Atlético resistiu ao poderoso Bayern de Munique e carimbou passaporte para Milão (Foto: AFP)

Atlético resistiu ao poderoso Bayern e carimbou passaporte para Milão (Foto: AFP)

Noto um clima de velório na imprensa brasileira com a eliminação do Bayern de Munique na Liga dos Campeões da Europa. Parece que o futebol acabou com a queda dos alemães. Ergueram um novo Muro das Lamentações e minimizaram a grandiosa classificação do Atlético de Madrid para a segunda final em apenas três temporadas. Tudo por conta do revolucionário Pep Guardiola, aquele que fracassou nas últimas quatro semifinais de Champions (três pelo time bávaro e uma pelo Barcelona. Em 2013, não disputou, pois se deu ao luxo de reservar um ano sabático em Nova York). Agora, o técnico terá a missão de implementar os métodos inovadores na Inglaterra, no endinheirado Manchester City. Whatever. O propósito aqui não é julgar o trabalho do catalão.
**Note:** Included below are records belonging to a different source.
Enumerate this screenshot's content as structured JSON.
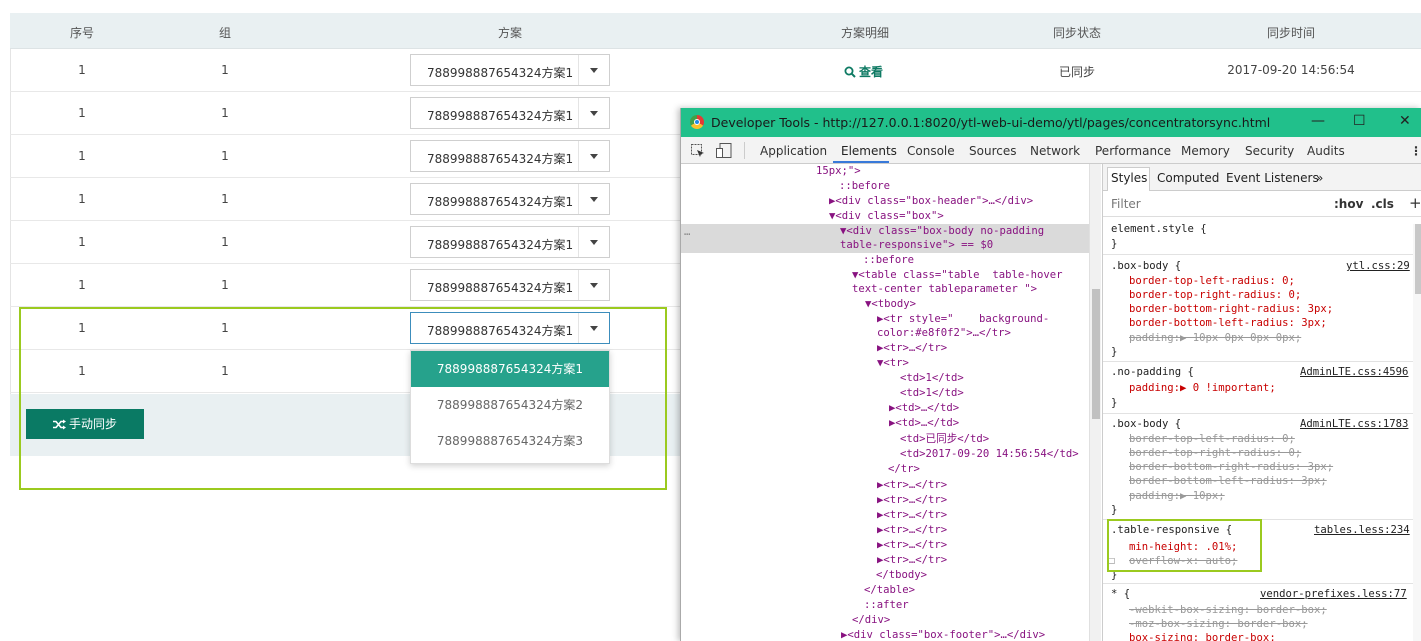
{
  "table": {
    "headers": [
      "序号",
      "组",
      "方案",
      "方案明细",
      "同步状态",
      "同步时间"
    ],
    "rows": [
      {
        "index": "1",
        "group": "1",
        "plan": "788998887654324方案1",
        "detail": "查看",
        "status": "已同步",
        "time": "2017-09-20 14:56:54"
      },
      {
        "index": "1",
        "group": "1",
        "plan": "788998887654324方案1"
      },
      {
        "index": "1",
        "group": "1",
        "plan": "788998887654324方案1"
      },
      {
        "index": "1",
        "group": "1",
        "plan": "788998887654324方案1"
      },
      {
        "index": "1",
        "group": "1",
        "plan": "788998887654324方案1"
      },
      {
        "index": "1",
        "group": "1",
        "plan": "788998887654324方案1"
      },
      {
        "index": "1",
        "group": "1",
        "plan": "788998887654324方案1"
      },
      {
        "index": "1",
        "group": "1"
      }
    ],
    "dropdown_options": [
      "788998887654324方案1",
      "788998887654324方案2",
      "788998887654324方案3"
    ],
    "sync_button": "手动同步"
  },
  "devtools": {
    "title": "Developer Tools - http://127.0.0.1:8020/ytl-web-ui-demo/ytl/pages/concentratorsync.html",
    "tabs": [
      "Application",
      "Elements",
      "Console",
      "Sources",
      "Network",
      "Performance",
      "Memory",
      "Security",
      "Audits"
    ],
    "side_tabs": [
      "Styles",
      "Computed",
      "Event Listeners",
      "»"
    ],
    "filter_placeholder": "Filter",
    "hov": ":hov",
    "cls": ".cls",
    "plus": "+",
    "dots": "⋮",
    "sel_marker": "…",
    "checkbox_icon": "☐",
    "titlebar_icons": {
      "minimize": "—",
      "maximize": "☐",
      "close": "✕"
    },
    "elements_lines": [
      "15px;\">",
      "::before",
      "▶<div class=\"box-header\">…</div>",
      "▼<div class=\"box\">",
      "▼<div class=\"box-body no-padding",
      "table-responsive\"> == $0",
      "::before",
      "▼<table class=\"table  table-hover",
      "text-center tableparameter \">",
      "▼<tbody>",
      "▶<tr style=\"    background-",
      "color:#e8f0f2\">…</tr>",
      "▶<tr>…</tr>",
      "▼<tr>",
      "<td>1</td>",
      "<td>1</td>",
      "▶<td>…</td>",
      "▶<td>…</td>",
      "<td>已同步</td>",
      "<td>2017-09-20 14:56:54</td>",
      "</tr>",
      "▶<tr>…</tr>",
      "▶<tr>…</tr>",
      "▶<tr>…</tr>",
      "▶<tr>…</tr>",
      "▶<tr>…</tr>",
      "▶<tr>…</tr>",
      "</tbody>",
      "</table>",
      "::after",
      "</div>",
      "▶<div class=\"box-footer\">…</div>"
    ],
    "styles_lines": [
      "element.style {",
      "}",
      ".box-body {",
      "border-top-left-radius: 0;",
      "border-top-right-radius: 0;",
      "border-bottom-right-radius: 3px;",
      "border-bottom-left-radius: 3px;",
      "padding:▶ 10px 0px 0px 0px;",
      "}",
      ".no-padding {",
      "padding:▶ 0 !important;",
      "}",
      ".box-body {",
      "border-top-left-radius: 0;",
      "border-top-right-radius: 0;",
      "border-bottom-right-radius: 3px;",
      "border-bottom-left-radius: 3px;",
      "padding:▶ 10px;",
      "}",
      ".table-responsive {",
      "min-height: .01%;",
      "overflow-x: auto;",
      "}",
      "* {",
      "-webkit-box-sizing: border-box;",
      "-moz-box-sizing: border-box;",
      "box-sizing: border-box;"
    ],
    "sources": [
      "ytl.css:29",
      "AdminLTE.css:4596",
      "AdminLTE.css:1783",
      "tables.less:234",
      "vendor-prefixes.less:77"
    ]
  },
  "colors": {
    "accent": "#0a7a64",
    "dropdown_active": "#26a28c",
    "highlight": "#9bca1f",
    "devtools_title": "#21c08b"
  }
}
“Futebol menos colorido”, “antijogo”, “retranqueiro”, “feio” e “pouco vistoso” foram alguns adjetivos e expressões depreciativas proferidas pelos seguidores da seita Guardiola contra o Atlético, nas últimas 24 horas, em debates ou colunas de opinião.

Mal sabem que o Atlético de Madrid entende o futebol como uma metáfora da vida: intrincada, espinhosa e, por fim, redentora. O mundo, caros amigos, é um campo esburacado. É preciso matar um leão por dia para sobreviver. O Colchonero, moldado por Diego Simeone, soube se adaptar ao meio. Poucos enxergam beleza no trabalho e no caráter indômito do time da capital espanhola.

Um desarme pode ter a mesma elegância de um drible. Um bico para o alto pode ser elástico igual a um voleio. Um carrinho pode ficar tão plástico como uma pedalada. Um ferrolho pode ser tão bem elaborado quanto um ataque em bloco. Uma defesa pode ser espetacular da mesma forma que um gol de bicicleta. Um contra-ataque pode ser tão (ou mais) efetivo do que 80% de posse de bola. Cada um que utilize suas armas.

Esqueçam Barcelona, Bayern de Munique e o futebol-arte. O Atlético está mudando o rumo da história em belas páginas.